Здесь ей было слишком одиноко
И слишком дико,
Так как их было только двое
И не было ребенка,
И в доме было мало работы,
Она была свободна,
И шла туда, где он пахал поле
Или валил лес.
Она отдыхала на бревне и вскидывала голову,
Освежая щеки,
И пела про себя песню
Одними губами.
Однажды она ушла за ветлой
Или черной ольхой;
Она отдалилась так далеко, что едва слышала,
Как он звал ее.
Она не ответила — и не вернулась.
Она встала, затем побежала и спряталась
в папоротнике.
Он так и не нашел ее, хотя искал ее
Повсюду
И спрашивал в доме ее матери,
Не там ли она.
Легкость и свет,
Тенеты и узы;
И он узнал истину
У могилы.

Крафт тоже хотел узнать эту томительную истину — куда канула навсегда женщина, когда ушла за ветлой? Почему и куда она отдалилась, уйдя за ольхой? И как участвует во всем этом предшествующее ее исчезновению молчаливое взирание на то, как муж валит лес?

Однако едва начатое движение ума было прервано двумя трагическими событиями, происшедшими этой весной в самом тихом округе. Был зверски убит десятью выстрелами в упор один из лесорубов. Он не был ограблен; никто не мог назвать каких-либо его личных врагов. А через несколько дней исчез известный всему округу ученый чудак, затворник и молчун. В эти дни начался лесосплав и поговаривали, не вознамерился ли чудак перейти реку по быстро плывущим бревнам. Их тихая река меняется в эти недели. Черная вода несется быстро, бурлит, и шум потока кажется грозной, враждебной речью, обращенной к тому, кто остановился на берегу. Если профессор оступился, его мигом утащило под сплотки.

Но близость события к недавнему убийству невольно вела к зловещему предположению о втором преступлении, проделанном той же рукой, — возможно, рукой маньяка, поскольку здесь также не было признаков грабежа (дверь в доме ученого осталась невзломанной; деньги и небольшие ценности были на месте).

Первый круг обследования связей пропавшего или погибшего не обнаружил возможных личных мотивов. В этом случае округ оказывался в опасности. Жители перестали ходить поодиночке, детей не отпускали из школы без взрослых.

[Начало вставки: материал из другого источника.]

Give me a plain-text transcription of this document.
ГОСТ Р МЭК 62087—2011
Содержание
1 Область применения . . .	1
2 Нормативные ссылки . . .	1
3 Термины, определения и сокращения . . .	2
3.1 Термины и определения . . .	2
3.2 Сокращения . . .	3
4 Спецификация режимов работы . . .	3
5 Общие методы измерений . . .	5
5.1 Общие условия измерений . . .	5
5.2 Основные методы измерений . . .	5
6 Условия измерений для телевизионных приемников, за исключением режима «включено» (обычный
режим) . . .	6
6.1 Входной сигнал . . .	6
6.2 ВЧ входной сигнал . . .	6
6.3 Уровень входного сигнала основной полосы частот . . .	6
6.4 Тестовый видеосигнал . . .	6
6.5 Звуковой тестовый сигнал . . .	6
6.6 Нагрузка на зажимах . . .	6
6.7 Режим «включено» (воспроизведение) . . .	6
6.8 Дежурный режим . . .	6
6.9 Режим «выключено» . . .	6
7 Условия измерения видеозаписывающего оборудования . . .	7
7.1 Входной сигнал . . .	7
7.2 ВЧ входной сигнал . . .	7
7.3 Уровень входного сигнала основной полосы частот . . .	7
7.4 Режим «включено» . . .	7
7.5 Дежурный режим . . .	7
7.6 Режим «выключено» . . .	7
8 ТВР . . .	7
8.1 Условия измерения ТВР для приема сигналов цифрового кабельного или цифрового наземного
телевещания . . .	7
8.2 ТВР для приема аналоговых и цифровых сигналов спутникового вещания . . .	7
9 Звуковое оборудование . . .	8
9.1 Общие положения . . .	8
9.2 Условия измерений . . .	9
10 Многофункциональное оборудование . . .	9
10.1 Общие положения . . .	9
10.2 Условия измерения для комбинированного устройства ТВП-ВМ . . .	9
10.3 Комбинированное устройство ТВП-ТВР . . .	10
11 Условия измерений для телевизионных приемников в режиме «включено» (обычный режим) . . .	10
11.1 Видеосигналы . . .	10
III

Крафт начал с лесоруба. Он немного знал покойного, веселого и добродушного отца пятерых детей. Жена его почти помешалась от горя, что редко бывало со здешними женщинами, сдержанными в радости и терпеливыми в несчастьях. Осмотр тела привел Крафта и двух криминалистов к выводу, что выстрелы сделаны были с близкого расстояния, вряд ли умелым и крайне взволнованным стрелком, — так, как если бы человек, привыкший решать споры силой — вплоть до силы оружия, — был страшно оскорблен покойным прямо здесь, на месте преступления.

Крафт говорил с его родными и соседями. Мог ли покойный быть резок до крайних пределов? Они разводили руками: лесоповал, конечно, не разбивка клумб, тяжелая работа портит нрав и под горячую руку чего не скажется, но нанести такое оскорбление, за которое получить горсть пуль в живот?.. Все сходились на том, что вряд ли покойный был способен на такое — даже если бы его на то вызывали. Он знал меру и горяч был только в работе — полюбоваться, как плясал топор в его руках, как брызгала из-под него белая щепа, подходили иногда и те, кто сами не помнили, когда взяли первый раз топор в руки — раньше, во всяком случае, чем надели первые штаны. Ясно было, пожалуй, одно — лесоруб если и видел своего убийцу, то не ожидал выстрелов: топор был с ним, и, хоть пуля быстрее топора, что-то он попытался бы сделать, пока назревала ссора. А между тем топор так и остался воткнутым в березовый ствол.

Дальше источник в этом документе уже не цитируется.